I was searching to see if a more firm determination of the comet's orbit had been made so I could check when we might expect it to return and how far out its aphelion lay (I was under the impression this was Comet McNaught's first visit to the inner solar system; it must have been disturbed from its orbit decades ago [conservative amateur estimate] and been falling inward ever since). Well, possibly you can imagine my surprise, dear reader, when I checked the comet's Wikipedia entry and found its eccentricity listed as 1.00003006 (that its inclination of nearly 78 degrees places its orbit at something like right angles to what we traditionally think of as the 'solar system' is not unusual). Possibly you can not.
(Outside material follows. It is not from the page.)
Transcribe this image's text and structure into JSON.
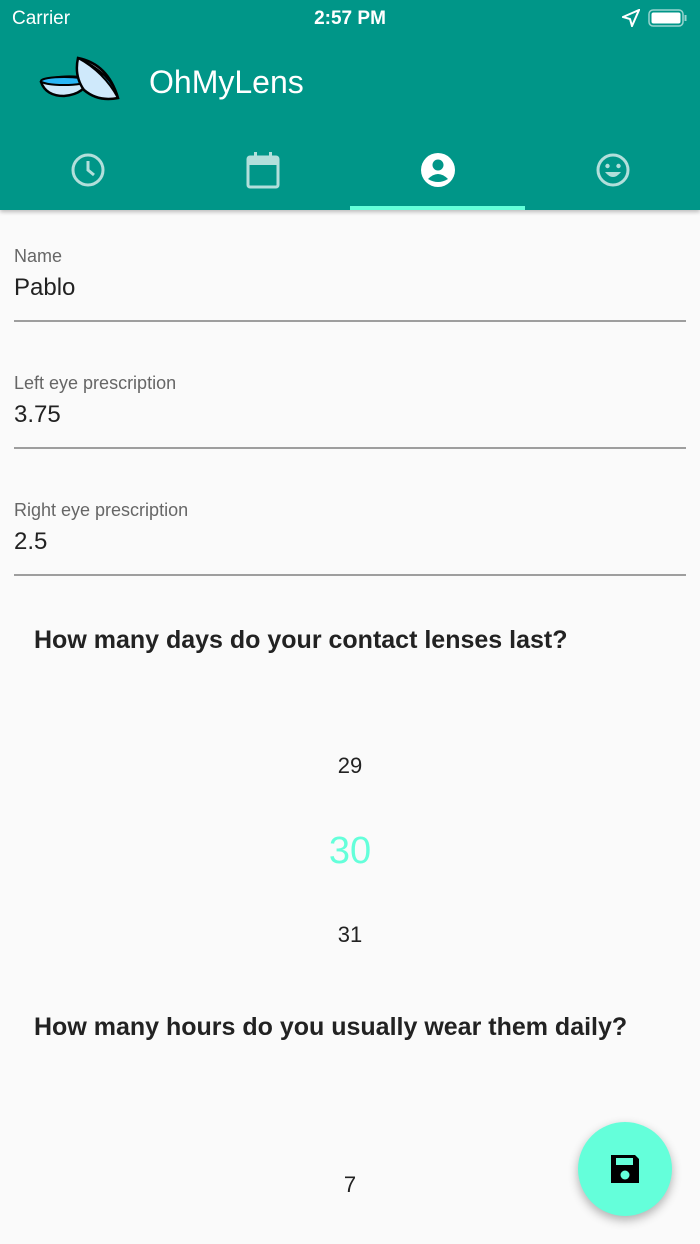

In either case I am inclined to say that in astronomy eccentricity (e) is often described as a measure of how noncircular an orbit is. For a circular orbit e = 0. If the orbit is elliptical, as is the usual case, e is between 0 and 1. When e = 1 then the orbit is parabolic and if e > 1, as in this case, the orbit is said to be hyperbolic. I have also seen this described as 'open' - if the value quoted at Wikipedia is accurate then McNaught is never coming back and this was a one-shot show. Naturally, there are no values listed for period or aphelion distance.
My first thought was that this must be an example of an interstellar comet, just passing through and otherwise unrelated to our old friend Sol, but as
this article sensibly points out it may simply be the case that our comet picked up a bit of a boost from some interaction during its passage. I suspect if there were indications McNaught were of interstellar origin a bigger (or different) fuss would have been raised - but I am somewhat out of the noose so perhaps there was.and I did not realise.